Royal Icing Tudor Rose

Continuing with projects inspired by the London Olympics, today's post is the Tudor Rose. This is a motif commonly seen in heraldry, but there is an actual version that grows in the dirt, too, which is the one I'm attempting to replicate. All you'll need to pipe this red-and-white rose are stiff consistency royal icing in white and red (I recommend Super Red by AmeriColor to color your icing a true red), a cheap brush from the craft store, a dusting pouch filled with a 50/50 mix of powdered sugar and cornstarch, parchment paper squares, a flower nail, a glue stick, a Styrofoam block to rest the nail in, round tip #12, and tip #97, which is used to pipe Victorian roses. That's a tip #97 on the left; on the right is a standard petal tip #104 (teardrop shaped)
Start by sticking a parchment square to the flower nail with a dab from the glue stick. 
 Pipe a base for each rose, and allow the bases to firm up. The bases are basically shaped like Hershey's Kisses, and are made by holding the round tip #12 perpendicular to and just above the surface, squeezing until the icing is the size of about a nickel, and slowly moving the tip upward and away from the surface before stopping pressure and pulling the tip straight up and away.
 Remember how important it is to allow the bases to firm up; you don't want them to flatten out under the weight of all those petals. Warning: graphic photos of icing gone wrong here.
 Work on each rose one at a time by returning them to the flower nail with a dab from the glue stick. Handle them only by the parchment paper. Start by piping the center petal that wraps around the tip of the base with the tip #97. You can read all of the specifics regarding angle, pressure, distance of each row of petals to the next, number of petals, etc. if you go to the Wilton site and read about The Wilton Rose.
 The main difference in using the tip #97 is the petals will curl over at the edges a little, which I think makes them look so much more realistic than the standard petal tip. Start by piping three overlapping petals around the center wraparound petal.
 Then, you'll want to make a striped bag. Paint a generous stripe of red icing for a couple of inches along one of the bag's seams and all the way into the coupler, if you're using one.
 Fill the bag as much as you'd like with white icing…
 …and make sure the narrow side of the tip is lined up with the stripe.
 Pipe a row of 5 overlapping petals, angling them slightly more outwards than the row of 3 petals…
 …and finish with a row of 7 or more overlapping petals, angling outwards even further (but not lying flat on the parchment; there should still be plenty of clearance between the flower and the paper). How pretty would these be on red velvet cake? But not very British, I'm afraid.

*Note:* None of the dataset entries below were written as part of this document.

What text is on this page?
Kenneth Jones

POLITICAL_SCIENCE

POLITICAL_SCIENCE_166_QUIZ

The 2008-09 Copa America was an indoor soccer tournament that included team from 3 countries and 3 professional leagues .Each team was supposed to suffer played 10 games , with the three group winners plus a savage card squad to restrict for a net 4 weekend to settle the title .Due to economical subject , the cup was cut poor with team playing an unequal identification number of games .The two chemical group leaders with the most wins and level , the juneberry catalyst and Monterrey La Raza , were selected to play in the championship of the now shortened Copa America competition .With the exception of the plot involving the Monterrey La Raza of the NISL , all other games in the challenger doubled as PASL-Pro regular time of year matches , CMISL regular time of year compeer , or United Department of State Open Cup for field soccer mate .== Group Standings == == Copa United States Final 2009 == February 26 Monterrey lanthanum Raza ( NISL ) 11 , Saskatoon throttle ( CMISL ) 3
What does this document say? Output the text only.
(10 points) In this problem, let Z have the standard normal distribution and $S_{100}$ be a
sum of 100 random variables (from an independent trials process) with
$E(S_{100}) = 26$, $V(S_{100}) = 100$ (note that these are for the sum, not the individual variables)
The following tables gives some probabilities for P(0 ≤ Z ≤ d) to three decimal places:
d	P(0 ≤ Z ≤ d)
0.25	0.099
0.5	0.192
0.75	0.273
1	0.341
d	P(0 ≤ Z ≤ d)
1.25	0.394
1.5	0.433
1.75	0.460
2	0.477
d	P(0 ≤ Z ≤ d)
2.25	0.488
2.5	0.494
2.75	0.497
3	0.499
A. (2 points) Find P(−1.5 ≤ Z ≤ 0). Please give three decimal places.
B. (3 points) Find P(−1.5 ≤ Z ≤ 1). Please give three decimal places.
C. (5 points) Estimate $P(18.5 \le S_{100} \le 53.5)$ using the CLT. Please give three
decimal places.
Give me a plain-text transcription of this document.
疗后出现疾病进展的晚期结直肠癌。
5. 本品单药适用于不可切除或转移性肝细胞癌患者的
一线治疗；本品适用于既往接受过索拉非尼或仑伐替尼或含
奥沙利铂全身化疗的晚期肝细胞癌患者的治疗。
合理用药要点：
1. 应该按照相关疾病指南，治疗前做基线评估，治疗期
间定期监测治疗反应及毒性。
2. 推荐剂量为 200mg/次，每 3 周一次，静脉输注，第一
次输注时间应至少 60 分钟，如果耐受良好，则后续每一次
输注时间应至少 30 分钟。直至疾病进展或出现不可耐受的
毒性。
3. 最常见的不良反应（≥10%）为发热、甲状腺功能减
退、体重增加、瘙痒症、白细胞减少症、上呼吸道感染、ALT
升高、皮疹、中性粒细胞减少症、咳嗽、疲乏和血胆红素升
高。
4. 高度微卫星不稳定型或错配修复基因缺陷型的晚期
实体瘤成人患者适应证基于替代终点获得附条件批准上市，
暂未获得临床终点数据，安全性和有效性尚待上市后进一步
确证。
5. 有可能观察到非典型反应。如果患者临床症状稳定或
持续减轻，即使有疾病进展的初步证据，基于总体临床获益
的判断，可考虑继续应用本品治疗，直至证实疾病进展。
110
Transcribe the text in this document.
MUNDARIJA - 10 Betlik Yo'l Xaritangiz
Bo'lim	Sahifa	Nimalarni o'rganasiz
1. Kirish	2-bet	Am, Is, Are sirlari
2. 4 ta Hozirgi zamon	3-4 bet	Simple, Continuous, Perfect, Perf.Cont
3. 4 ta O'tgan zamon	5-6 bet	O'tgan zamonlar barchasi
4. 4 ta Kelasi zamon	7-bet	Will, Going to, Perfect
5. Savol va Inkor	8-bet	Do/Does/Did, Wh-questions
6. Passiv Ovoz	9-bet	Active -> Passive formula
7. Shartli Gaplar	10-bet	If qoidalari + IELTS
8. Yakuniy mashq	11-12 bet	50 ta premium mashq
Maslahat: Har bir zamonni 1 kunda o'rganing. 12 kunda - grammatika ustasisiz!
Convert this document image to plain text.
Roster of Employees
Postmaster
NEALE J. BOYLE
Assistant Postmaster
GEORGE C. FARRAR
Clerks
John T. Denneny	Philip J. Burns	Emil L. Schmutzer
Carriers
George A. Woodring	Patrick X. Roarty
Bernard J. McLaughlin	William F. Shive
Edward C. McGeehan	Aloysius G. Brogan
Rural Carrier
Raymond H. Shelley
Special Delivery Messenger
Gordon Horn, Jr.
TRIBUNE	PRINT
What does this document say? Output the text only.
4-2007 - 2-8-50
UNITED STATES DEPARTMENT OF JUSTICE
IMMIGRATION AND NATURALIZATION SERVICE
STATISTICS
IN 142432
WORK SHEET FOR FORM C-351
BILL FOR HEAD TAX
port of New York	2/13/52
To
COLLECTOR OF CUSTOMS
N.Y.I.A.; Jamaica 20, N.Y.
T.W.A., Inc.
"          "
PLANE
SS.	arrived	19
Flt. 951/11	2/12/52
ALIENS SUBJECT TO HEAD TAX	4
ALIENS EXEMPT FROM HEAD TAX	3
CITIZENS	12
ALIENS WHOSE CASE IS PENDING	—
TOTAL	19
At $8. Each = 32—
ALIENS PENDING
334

  1. A couple of years ago, I tried my hand at recreating the heraldic Tudor Rose in royal icing. It's basically a white primrose atop a red primrose, with the sepals interposed between the petals. It came out very high for its size -- but then again, that was before I had any instruction working with royal icing. On the third hand, it might be a flower better done in gum paste...

    1. Good job nobody has three hands then, isn't it?